Tuesday, 11 February 2014

Fishing and farming

We left Hanoi for the coast to spend some time in Halong Bay. The weather turned cool and misty which is disappointing. We drove through a lot of farm land of rice paddies and vegetable cultivation. The planting of rice is just getting underway in the northern area. There are a lot of healthy looking salad crops in the fields - a farmer can expect the equivalent of half a dollar for a kilo of lettuce in the market. On the journey we also saw a lot of construction - quite a few big housing developments with no one in them. It is the usual issue - houses but no schools and shops so people don't want to move there. We passed through a coal mining area and saw 2-3 big power stations. It was fairly industrialised in large parts.
We stopped at what can be described as a place of sheltered employment for disabled young people.
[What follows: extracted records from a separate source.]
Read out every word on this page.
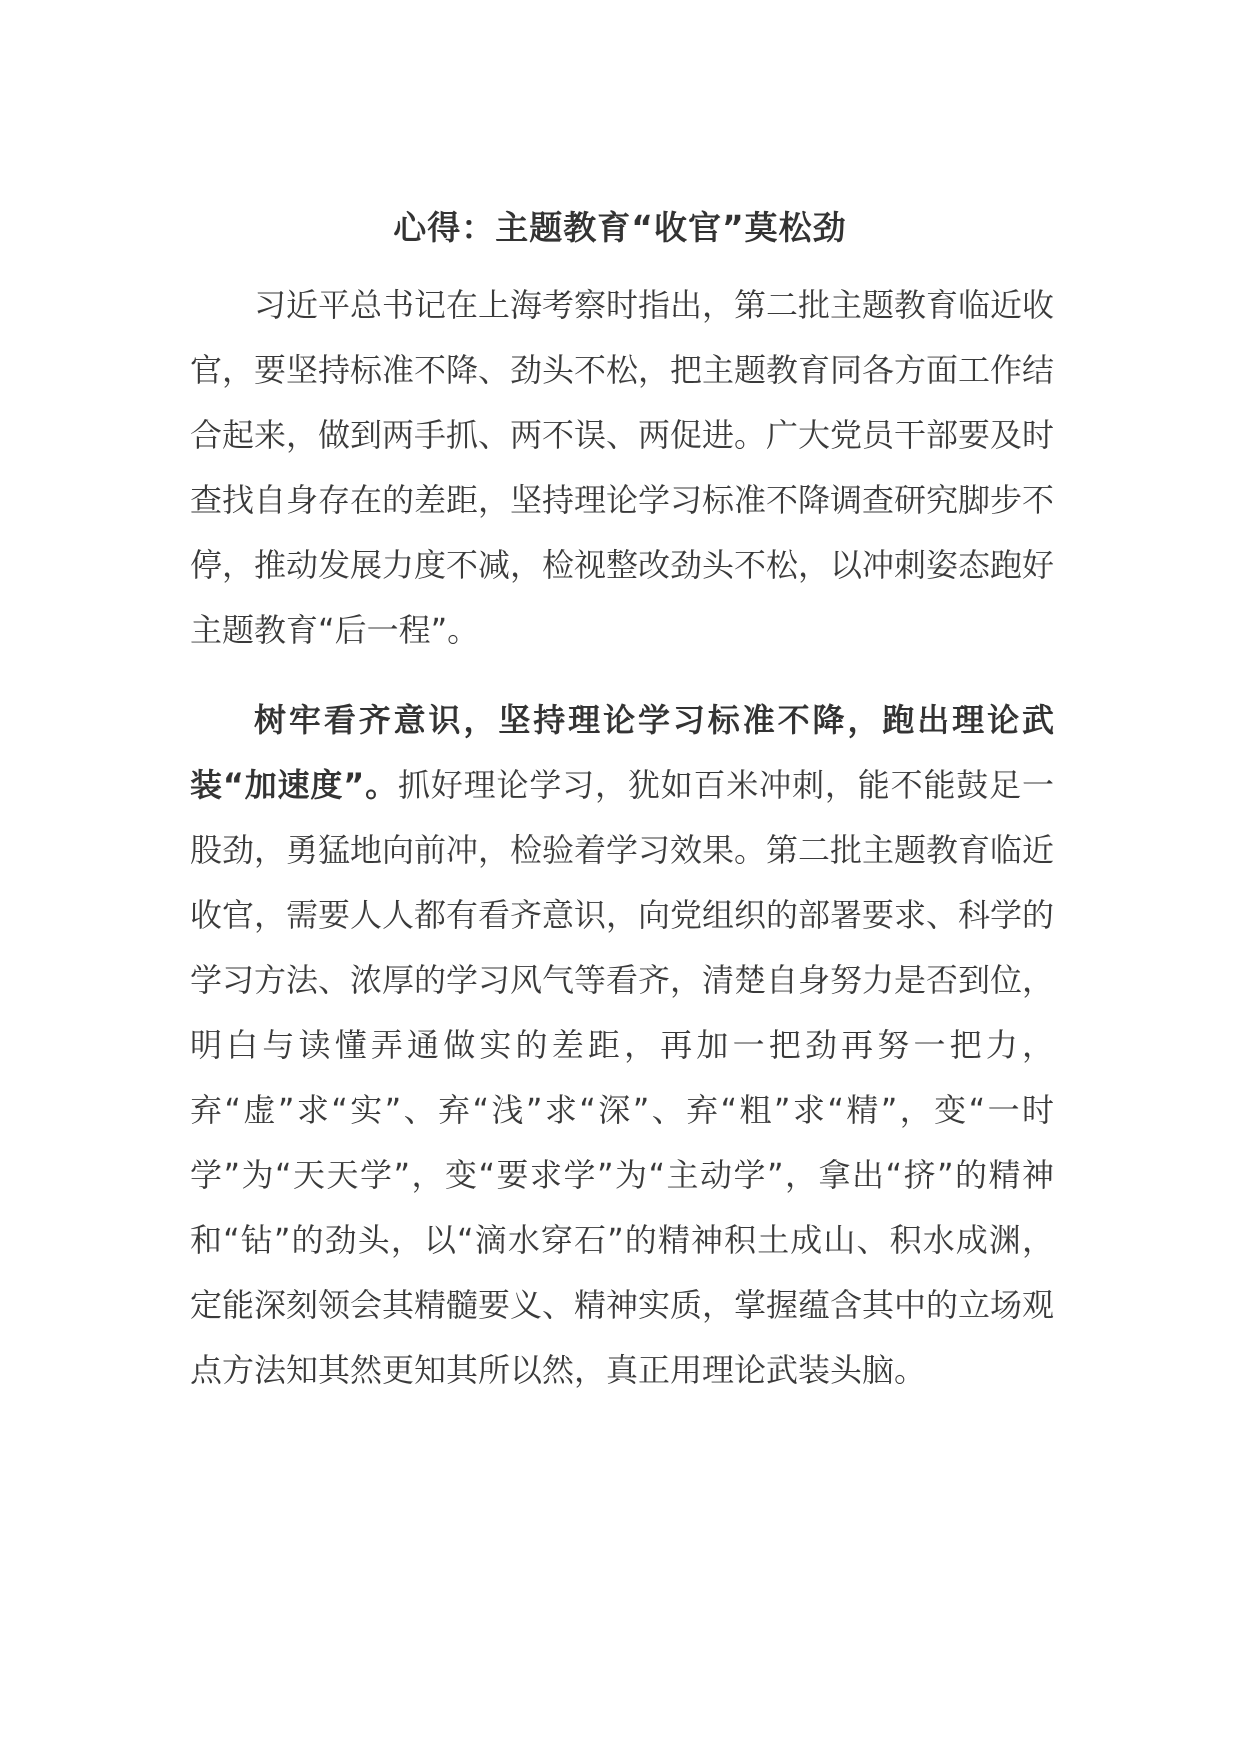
心得：主题教育“收官”莫松劲

习近平总书记在上海考察时指出，第二批主题教育临近收官，要坚持标准不降、劲头不松，把主题教育同各方面工作结合起来，做到两手抓、两不误、两促进。广大党员干部要及时查找自身存在的差距，坚持理论学习标准不降调查研究脚步不停，推动发展力度不减，检视整改劲头不松，以冲刺姿态跑好主题教育“后一程”。

树牢看齐意识，坚持理论学习标准不降，跑出理论武装“加速度”。抓好理论学习，犹如百米冲刺，能不能鼓足一股劲，勇猛地向前冲，检验着学习效果。第二批主题教育临近收官，需要人人都有看齐意识，向党组织的部署要求、科学的学习方法、浓厚的学习风气等看齐，清楚自身努力是否到位，明白与读懂弄通做实的差距，再加一把劲再努一把力，弃“虚”求“实”、弃“浅”求“深”、弃“粗”求“精”，变“一时学”为“天天学”，变“要求学”为“主动学”，拿出“挤”的精神和“钻”的劲头，以“滴水穿石”的精神积土成山、积水成渊，定能深刻领会其精髓要义、精神实质，掌握蕴含其中的立场观点方法知其然更知其所以然，真正用理论武装头脑。
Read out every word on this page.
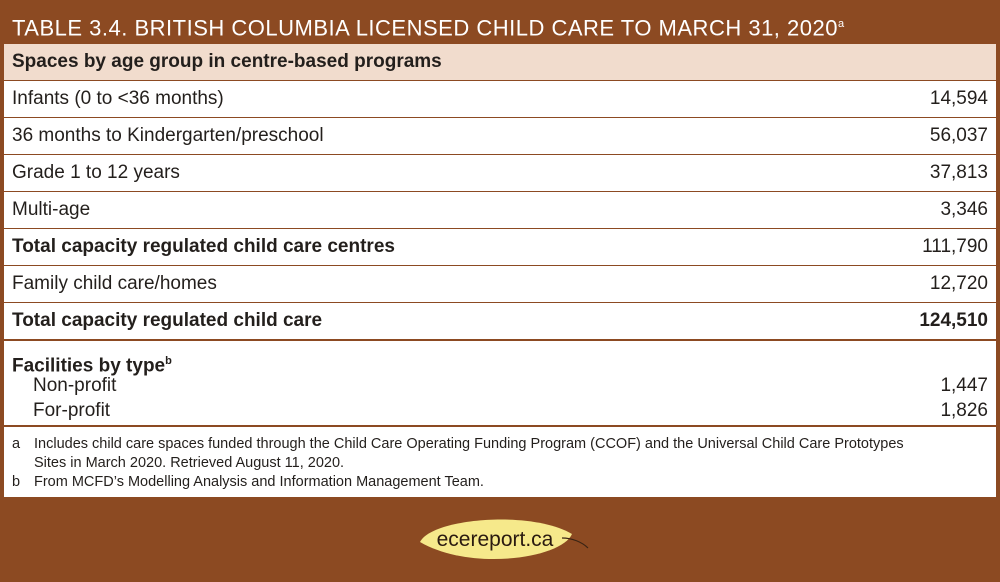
TABLE 3.4. BRITISH COLUMBIA LICENSED CHILD CARE TO MARCH 31, 2020$^a$
Spaces by age group in centre-based programs
Infants (0 to <36 months)	14,594
36 months to Kindergarten/preschool	56,037
Grade 1 to 12 years	37,813
Multi-age	3,346
Total capacity regulated child care centres	111,790
Family child care/homes	12,720
Total capacity regulated child care	124,510
Facilities by type$^b$
Non-profit	1,447
For-profit	1,826
a Includes child care spaces funded through the Child Care Operating Funding Program (CCOF) and the Universal Child Care Prototypes Sites in March 2020. Retrieved August 11, 2020.
b From MCFD’s Modelling Analysis and Information Management Team.
ecereport.ca
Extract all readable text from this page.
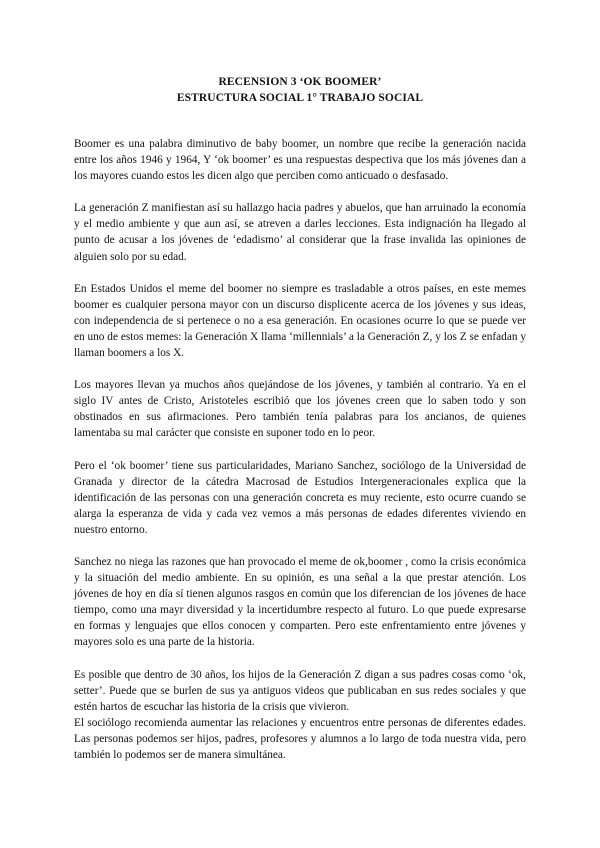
RECENSION 3 ‘OK BOOMER’
ESTRUCTURA SOCIAL 1° TRABAJO SOCIAL

Boomer es una palabra diminutivo de baby boomer, un nombre que recibe la generación nacida entre los años 1946 y 1964, Y ‘ok boomer’ es una respuestas despectiva que los más jóvenes dan a los mayores cuando estos les dicen algo que perciben como anticuado o desfasado.

La generación Z manifiestan así su hallazgo hacia padres y abuelos, que han arruinado la economía y el medio ambiente y que aun así, se atreven a darles lecciones. Esta indignación ha llegado al punto de acusar a los jóvenes de ‘edadismo’ al considerar que la frase invalida las opiniones de alguien solo por su edad.

En Estados Unidos el meme del boomer no siempre es trasladable a otros países, en este memes boomer es cualquier persona mayor con un discurso displicente acerca de los jóvenes y sus ideas, con independencia de si pertenece o no a esa generación. En ocasiones ocurre lo que se puede ver en uno de estos memes: la Generación X llama ‘millennials’ a la Generación Z, y los Z se enfadan y llaman boomers a los X.

Los mayores llevan ya muchos años quejándose de los jóvenes, y también al contrario. Ya en el siglo IV antes de Cristo, Aristoteles escribió que los jóvenes creen que lo saben todo y son obstinados en sus afirmaciones. Pero también tenía palabras para los ancianos, de quienes lamentaba su mal carácter que consiste en suponer todo en lo peor.

Pero el ‘ok boomer’ tiene sus particularidades, Mariano Sanchez, sociólogo de la Universidad de Granada y director de la cátedra Macrosad de Estudios Intergeneracionales explica que la identificación de las personas con una generación concreta es muy reciente, esto ocurre cuando se alarga la esperanza de vida y cada vez vemos a más personas de edades diferentes viviendo en nuestro entorno.

Sanchez no niega las razones que han provocado el meme de ok,boomer , como la crisis económica y la situación del medio ambiente. En su opinión, es una señal a la que prestar atención. Los jóvenes de hoy en día sí tienen algunos rasgos en común que los diferencian de los jóvenes de hace tiempo, como una mayr diversidad y la incertidumbre respecto al futuro. Lo que puede expresarse en formas y lenguajes que ellos conocen y comparten. Pero este enfrentamiento entre jóvenes y mayores solo es una parte de la historia.

Es posible que dentro de 30 años, los hijos de la Generación Z digan a sus padres cosas como ‘ok, setter’. Puede que se burlen de sus ya antiguos videos que publicaban en sus redes sociales y que estén hartos de escuchar las historia de la crisis que vivieron.

El sociólogo recomienda aumentar las relaciones y encuentros entre personas de diferentes edades. Las personas podemos ser hijos, padres, profesores y alumnos a lo largo de toda nuestra vida, pero también lo podemos ser de manera simultánea.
According to Thong, there are still many casualties of the American War with a fairly high incidence of children and grandchildren of war vets having birth defects. Disability is not really understood in the society so such children would normally be isolated and hidden from public view. An old soldier has set up a charity to develop training and work opportunities for such young people. They practise the traditional crafts of lacquered wood products, jewellery making,silk embroidered pictures, making clothes and bags and making stone and onyx sculptures.
Halong Bay is a UNESCO World Heritage sight and is special because of the landscape of around 2,000 pinnacle shaped limestone and dolomite outcrops scattered across the bay. Cappadocia in the sea. We joined our boat which was our overnight home to sail around part of the bay. We had a couple of excursions during our 22 hours aboard. We went by small boat around a floating fishing village where there are 500 residents in about 134 houses. They have a school and 2 nurses who stay there 5 days in a week. The people fish and take their catches to the market on the mainland so they can get money to buy their other food and essentials. We also visited a cave which was home to Stone Age inhabitants of Vietnam.
We had an early morning trek up a hill for a misty view! The boat was great with a sauna and massage treatments available. There was a good mix of fellow passengers - Mexican, Aussie, French, Americans and us. We learned how to make Vietnamese Spring Rolls and ate some lovely food. We were trading stories about what our guides had told us - one guide was very much 'according to the party line' but another was more like our Thong. The Americans felt comfortable and didn't feel that they were being held accountable for past atrocities.
There is also a big business in cultured pearl production in the bay and nearby river for sea water and fresh water pearls. They showed us what they use instead of a grain of sand to encourage the oyster to produce the pearl - ground up oyster shell formed into a small ball. It takes 3 years for a sea water pearl to develop and only one year for the freshwater pearl. In the fresh water shell there can be 4-5 pearls but only one in the sea water shell.